Azenta, Inc.
- Formerly: Brooks Automation
- Type: Public
- Traded as: Nasdaq: AZTA; S&P 600 component;
- Industry: Biotechnology
- Founded: 1978; 48 years ago
- Headquarters: Burlington, Massachusetts, U.S.
- Key people: Stephen S. Schwartz (CEO); Lindon Robertson (CFO);
- Revenue: US$656 million (2024)
- Operating income: −24,735,000 United States dollar (2022)
- Net income: 2,132,859,000 United States dollar (2022)
- Number of employees: 2,984 (September 30, 2019)
- Website: www.azenta.com

= Azenta =

Semiconductor Manufacturer

Azenta, (formerly Brooks Automation) was founded in 1978, and is based in Burlington, Massachusetts, United States. The company is a provider of life sciences services including genomics, cryogenic storage, automation, and informatics.

== History ==
Brooks Automation was set up in 1978, and incorporated in 1994.

Brooks acquired the German company Jenoptik-Infab GmbH, subsidiary of M+W Zander, in 1999 to incorporate its mini-environment technology for 300 mm wafer handling.

In 2002, Brooks Automation, Inc. completed the acquisition of Intelligent Automation Systems, Inc. of Cambridge, Massachusetts, a custom automation company with technology and products for the semiconductor, photonics and life sciences industries.

Brooks Automation acquired the Celigo automated Cell Cytometer product line from Cyntellect, Inc in 2011. The same year, Brooks acquired Nexus Biosystems, which produced compound and sample management systems. The following year the company acquired intangible assets from Intevac, Inc. and acquired Crossing Automation Inc.
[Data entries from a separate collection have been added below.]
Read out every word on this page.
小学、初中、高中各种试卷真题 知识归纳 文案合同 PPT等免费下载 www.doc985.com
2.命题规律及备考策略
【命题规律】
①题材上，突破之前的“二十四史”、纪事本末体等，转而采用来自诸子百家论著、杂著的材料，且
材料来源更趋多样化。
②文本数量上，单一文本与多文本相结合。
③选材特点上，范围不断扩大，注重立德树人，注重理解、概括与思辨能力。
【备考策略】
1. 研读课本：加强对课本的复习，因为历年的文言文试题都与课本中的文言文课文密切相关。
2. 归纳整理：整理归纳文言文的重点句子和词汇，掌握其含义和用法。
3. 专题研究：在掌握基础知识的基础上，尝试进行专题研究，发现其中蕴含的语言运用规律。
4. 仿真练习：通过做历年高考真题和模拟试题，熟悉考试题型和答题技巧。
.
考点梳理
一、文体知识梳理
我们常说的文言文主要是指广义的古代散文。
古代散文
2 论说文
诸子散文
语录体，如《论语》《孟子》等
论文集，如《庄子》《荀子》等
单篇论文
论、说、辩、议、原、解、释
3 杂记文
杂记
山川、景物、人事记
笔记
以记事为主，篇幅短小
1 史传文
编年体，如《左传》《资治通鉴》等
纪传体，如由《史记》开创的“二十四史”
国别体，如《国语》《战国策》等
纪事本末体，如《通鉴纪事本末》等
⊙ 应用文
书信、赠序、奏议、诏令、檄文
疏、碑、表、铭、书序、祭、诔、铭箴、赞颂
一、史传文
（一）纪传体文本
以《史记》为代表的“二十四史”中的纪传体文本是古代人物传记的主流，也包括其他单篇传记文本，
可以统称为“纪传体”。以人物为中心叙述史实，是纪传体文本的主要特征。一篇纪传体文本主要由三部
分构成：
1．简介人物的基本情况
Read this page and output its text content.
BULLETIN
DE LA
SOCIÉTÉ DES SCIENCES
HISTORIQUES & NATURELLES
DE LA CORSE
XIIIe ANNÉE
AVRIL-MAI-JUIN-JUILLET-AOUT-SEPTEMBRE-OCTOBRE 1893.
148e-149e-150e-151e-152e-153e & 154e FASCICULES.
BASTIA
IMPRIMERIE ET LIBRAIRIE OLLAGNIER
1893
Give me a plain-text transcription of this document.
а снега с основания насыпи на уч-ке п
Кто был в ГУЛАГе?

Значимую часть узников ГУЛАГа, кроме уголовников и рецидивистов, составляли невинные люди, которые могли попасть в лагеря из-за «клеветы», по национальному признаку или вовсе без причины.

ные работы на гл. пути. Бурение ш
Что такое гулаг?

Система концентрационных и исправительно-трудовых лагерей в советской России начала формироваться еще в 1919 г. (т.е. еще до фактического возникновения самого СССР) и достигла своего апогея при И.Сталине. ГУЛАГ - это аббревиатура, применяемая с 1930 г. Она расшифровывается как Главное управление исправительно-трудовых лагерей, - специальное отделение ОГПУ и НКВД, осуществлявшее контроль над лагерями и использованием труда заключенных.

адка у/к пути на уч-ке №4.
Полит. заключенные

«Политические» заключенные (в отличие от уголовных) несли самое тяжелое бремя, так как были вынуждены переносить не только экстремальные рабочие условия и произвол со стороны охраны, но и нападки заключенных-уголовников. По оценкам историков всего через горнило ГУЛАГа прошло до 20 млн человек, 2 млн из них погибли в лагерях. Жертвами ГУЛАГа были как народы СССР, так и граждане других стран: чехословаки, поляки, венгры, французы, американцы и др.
In October 2012, Brooks Automation entered into an agreement to acquire Crossing Automation Inc.

In April 2014, Brooks Automation entered into an agreement to sell its Granville-Phillips division to MKS Instruments.

Brooks closed the sale of Granville-Phillips to MKS Instruments on May 30, 2014.

Brooks automation announced the acquisition of Biostorage Technologies on 1 December 2015.

In 2017, Brooks acquired 4titude, a maker of scientific tools and consumables, while in 2018, Brooks acquired GENEWIZ, a genomics services provider as part of their life sciences division's expansion.

In November 2021, Brooks Automation Inc. split into two entities, Brooks Automation and Azenta Life Sciences. The latter will focus exclusively on their life science division.

In August 2022, Azenta Life Sciences has come to a definitive agreement to acquire B Medical Systems S.á.r.l., in a transaction of approx. €410 million (with an additional €50 million in future performance milestones) is expected to be completed by October 2022.

== Business ==
Brooks Automation operates in three segments: Brooks Product Solutions, Brooks Global Services, and Brooks Life Science Systems.

Brooks Automation provides mainly four kinds: semiconductor automation and life science systems equipment, gas analysis and vacuum measurement, cryopumps, cryochillers and compressors, asset tracking equipment. The company features in developing and building the handling system and related technology. Automation products are used to support both atmospheric and vacuum based processes while the company's focus remains on improving performance and productivity. The company provides vacuum pumps and instrumentation to maintain pressure consistency of the known process gas. The Brooks Life Science Systems provides automated sample management systems and equipment, such as automated blood fractionation equipment, cellular imaging, and consumables parts.

== Research and development ==
In January 2012, Brooks Automation announced that it had acquired the Celigo Cell Cytometer product line from Cyntellect Inc. Celigo had an advantage in cell imaging systems based on its unique combination of high-throughput, ease-of-use, and affordability.

In April 2012, Brooks Automation announced the Polycold Systems XC Cryochiller (a multi-purpose cooler) product line and set a new standard in the industry. With the new production line put into use in vacuum and thermal management applications, it would greatly increase water vapor pumping speed and decrease the operating costs.

In July 2013, Brooks Automation announced that it had signed a definitive agreement to acquire the assets and business of Matrical, Inc.($10 million) to expand the Brooks Life Science Systems business. Matrical focuses on biological sample preparation, management, and storage solutions.

== Awards ==
Brooks Automation won the R&D 100 award (100 most technologically significant new products introduced) by R&D Magazine for its Model 830 Vacuum Quality Monitor (VQMTM). VQMTM was used to determine gas composition with an electrostatic autoresonant ion trap.